Prime Minister Theresa May on Monday battled to keep control of Britain’s exit from the European Union as some in her party called on her to quit.
The parliament, however, plotted to wrest the Brexit process away from her government.
At one of the most important junctures for the country in no less than a generation, British politics was at fever pitch and, almost three years since the 2016 EU membership referendum.
Meanwhile, it was still unclear how, when or if Brexit will take place.
With Mrs May weakened, ministers lined up to insist she was still in charge and to deny any part in, or knowledge of, a reported plot to demand she name a date to leave office.

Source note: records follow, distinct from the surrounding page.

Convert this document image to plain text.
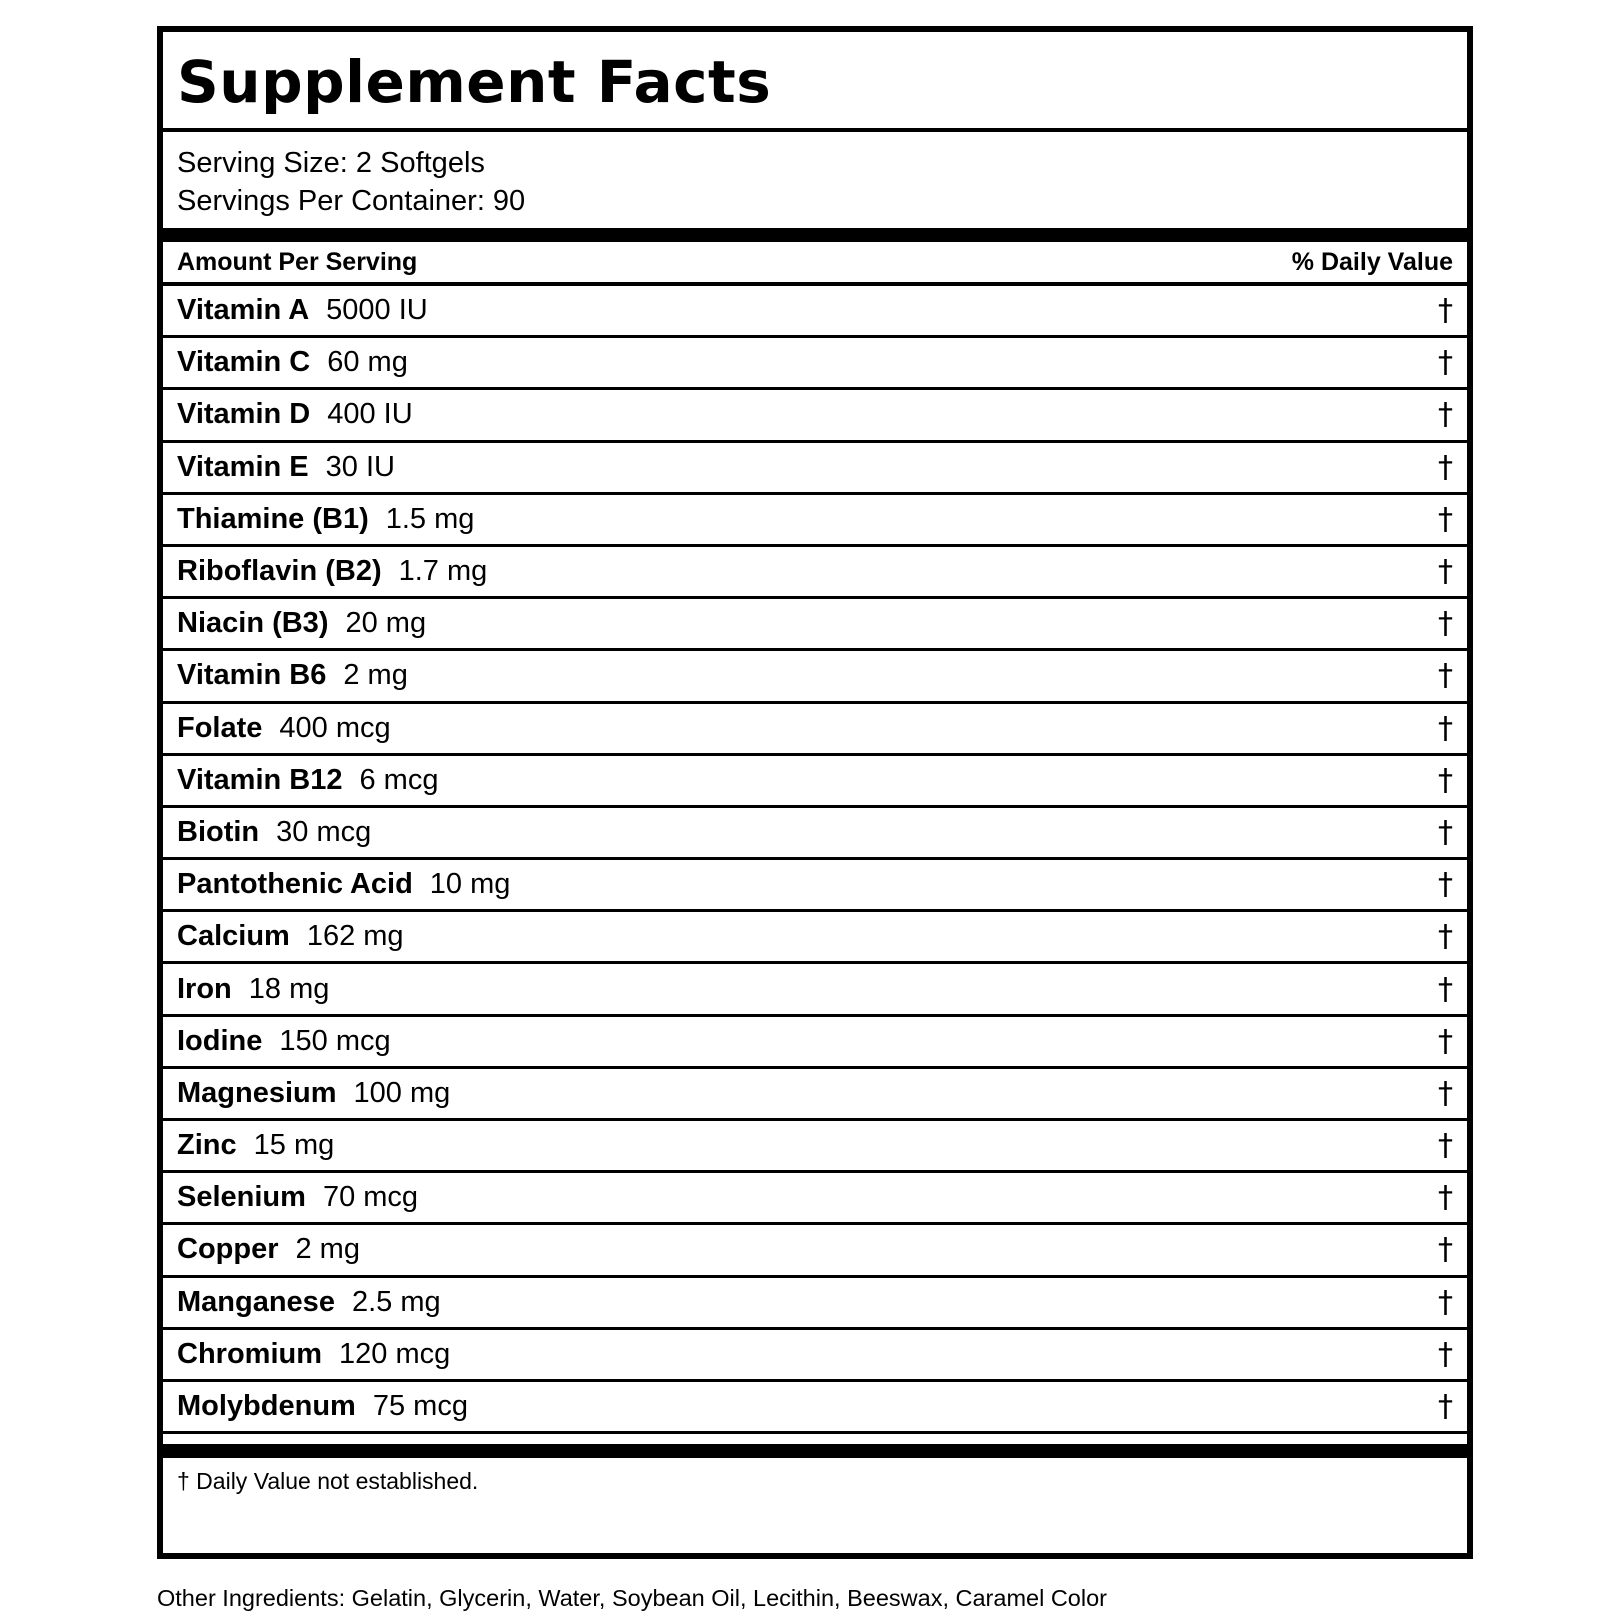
Supplement Facts
Serving Size: 2 Softgels
Servings Per Container: 90
Amount Per Serving	% Daily Value
Vitamin A 5000 IU	†
Vitamin C 60 mg	†
Vitamin D 400 IU	†
Vitamin E 30 IU	†
Thiamine (B1) 1.5 mg	†
Riboflavin (B2) 1.7 mg	†
Niacin (B3) 20 mg	†
Vitamin B6 2 mg	†
Folate 400 mcg	†
Vitamin B12 6 mcg	†
Biotin 30 mcg	†
Pantothenic Acid 10 mg	†
Calcium 162 mg	†
Iron 18 mg	†
Iodine 150 mcg	†
Magnesium 100 mg	†
Zinc 15 mg	†
Selenium 70 mcg	†
Copper 2 mg	†
Manganese 2.5 mg	†
Chromium 120 mcg	†
Molybdenum 75 mcg	†
† Daily Value not established.
Other Ingredients: Gelatin, Glycerin, Water, Soybean Oil, Lecithin, Beeswax, Caramel Color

As speculation swirled around Mrs May’s future, parliament prepared to try to take control of the Brexit process from the government in a series of votes due from 2200 GMT.
“May’s divided cabinet of senior ministers met on Monday to discuss a way forward,’’ Mrs May’s spokesman said, though contradictory reports of the discussions, which are supposed to remain private, were swiftly published on Twitter.
“The PM opened by suggesting that “no deal’’ is not a viable option.
“Other ministers said no deal is better than no Brexit.
“Other reports said her cabinet war-gamed an election,” the Daily Telegraph’s deputy political editor Steven Swinford reported.
Amid the chaos, it was unclear when May would bring her divorce deal back to parliament.
The deal Mrs May negotiated with the EU was defeated in parliament by 149 votes on March 12 and by 230 votes on January 15.
“We will only bring the vote back if we believe that we would be in a position to win it,” Mrs May’s spokesman said, declining to comment on whether it would take place on Tuesday.
Mrs May had to delay Britain’s original March 29 departure date because of the deadlock in London.
Now, the country will leave the EU on May 22 if May’s deal is approved by parliament this week.
If not, Britain will have until April 12 to offer a new plan or decide to leave without a treaty.